Ik weet dat, van die vuist, omdat ik kort daarna door een projectbureau werd gevraagd mee te schrijven aan een plan om het oude gebouw weer terug te geven aan de Amsterdammers. Dat wilde ik natuurlijk graag doen. Maar ik had wel een voor de hand liggende vraag: “Wat vindt de directie van het Stedelijk zélf daarvan?”
“O, maar die heeft nog helemaal geen plannen.”
– “Ook de nieuwe directeur niet?
“Die ook niet.”
Die nieuwe directeur, Ann Goldstein, kwam een jaar geleden in functie. Je moet met haar meevoelen: ze verhuisde uit Los Angeles naar Amsterdam, leerde fietsen, en was toen directeur van één van de meest interessante collecties van de wereld in één van de meest levendige steden van Europa. Op de rol stonden tentoonstellingen van Jeff Wall en Matthew Barney.
In werkelijkheid kreeg ze een put vol modder, een korzelige relatie met het stadsbestuur én een ingeslapen en vastgelopen cohort medewerkers. Die hadden in de tijdelijke locatie bij het Centraal Station de zaak aan de gang gehouden, maar briljant en energiek was het allemaal niet geweest. Er waren mensen vertrokken of weggestuurd. Goldstein zei het zelf, in maart van dit jaar: “It’s very frustrating to people; it’s the energy that’s gone.” Verder hield ze zich stil.
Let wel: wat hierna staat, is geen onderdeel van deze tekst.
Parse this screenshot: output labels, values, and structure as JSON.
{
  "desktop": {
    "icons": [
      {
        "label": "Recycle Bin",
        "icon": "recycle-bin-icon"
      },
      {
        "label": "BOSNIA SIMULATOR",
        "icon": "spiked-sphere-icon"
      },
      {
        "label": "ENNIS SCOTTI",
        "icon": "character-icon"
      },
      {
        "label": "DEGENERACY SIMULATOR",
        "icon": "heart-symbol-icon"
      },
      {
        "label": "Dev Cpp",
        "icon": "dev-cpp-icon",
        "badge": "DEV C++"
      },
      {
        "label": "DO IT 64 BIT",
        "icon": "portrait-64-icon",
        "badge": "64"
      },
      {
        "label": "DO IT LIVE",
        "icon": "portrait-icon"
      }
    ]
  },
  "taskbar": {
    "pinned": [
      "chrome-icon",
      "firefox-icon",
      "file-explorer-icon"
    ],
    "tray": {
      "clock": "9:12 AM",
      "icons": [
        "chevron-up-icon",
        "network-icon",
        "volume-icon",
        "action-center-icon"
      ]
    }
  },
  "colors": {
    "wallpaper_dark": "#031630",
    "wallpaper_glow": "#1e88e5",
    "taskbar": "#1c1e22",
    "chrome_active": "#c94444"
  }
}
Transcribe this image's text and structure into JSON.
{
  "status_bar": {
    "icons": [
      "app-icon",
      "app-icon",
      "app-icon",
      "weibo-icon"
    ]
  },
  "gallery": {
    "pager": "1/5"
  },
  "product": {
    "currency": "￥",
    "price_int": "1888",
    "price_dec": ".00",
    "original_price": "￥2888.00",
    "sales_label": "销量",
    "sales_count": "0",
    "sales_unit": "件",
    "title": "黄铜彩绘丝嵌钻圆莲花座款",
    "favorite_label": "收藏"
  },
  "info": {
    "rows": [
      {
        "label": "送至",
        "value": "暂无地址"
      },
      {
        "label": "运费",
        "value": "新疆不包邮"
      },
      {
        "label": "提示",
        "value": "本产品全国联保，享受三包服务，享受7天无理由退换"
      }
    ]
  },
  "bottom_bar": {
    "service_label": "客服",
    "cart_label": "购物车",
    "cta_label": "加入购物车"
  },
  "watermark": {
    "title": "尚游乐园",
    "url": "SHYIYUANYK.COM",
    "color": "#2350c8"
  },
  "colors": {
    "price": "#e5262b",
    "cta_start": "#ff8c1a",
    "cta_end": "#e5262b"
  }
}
Irritant stil.
Begin vorige maand bezocht ik in dat nieuwe Stedelijk de presentatie van het boek Exhibiting the New Art: ‘Op Losse Schroeven’ and ‘When Attitudes Become Form’ 1969. Twee legendarische tentoonstellingen uit 1969, één in Bern (door Harald Szeeman) en één in Amsterdam (door Wim Beeren) worden daarin van onder tot boven geanalyseerd. Het was fijn, dat dat in het Stedelijk kon – daar hoort zo’n boek thuis.
Maar het was ook pijnlijk. Op de eerste rij zaten de ‘oude’, gepensioneerde conservatoren, Rini Dippel, Gijs van Tuyl, et al., die die tentoonstelling in ‘69 nog hadden meegemaakt. Zij wisten nog hoe het was, zo’n museum dat durft, dat iedereen tegen de haren in strijkt, dat kunstenaars laat zien van wie niemand nog van gehoord heeft, in een vorm waarvan alle critici zeiden: “Dat kán eigenlijk niet, in een museum.”
In die zin is het Stedelijk gewoon nog dicht. En dat blijft maar pijn doen.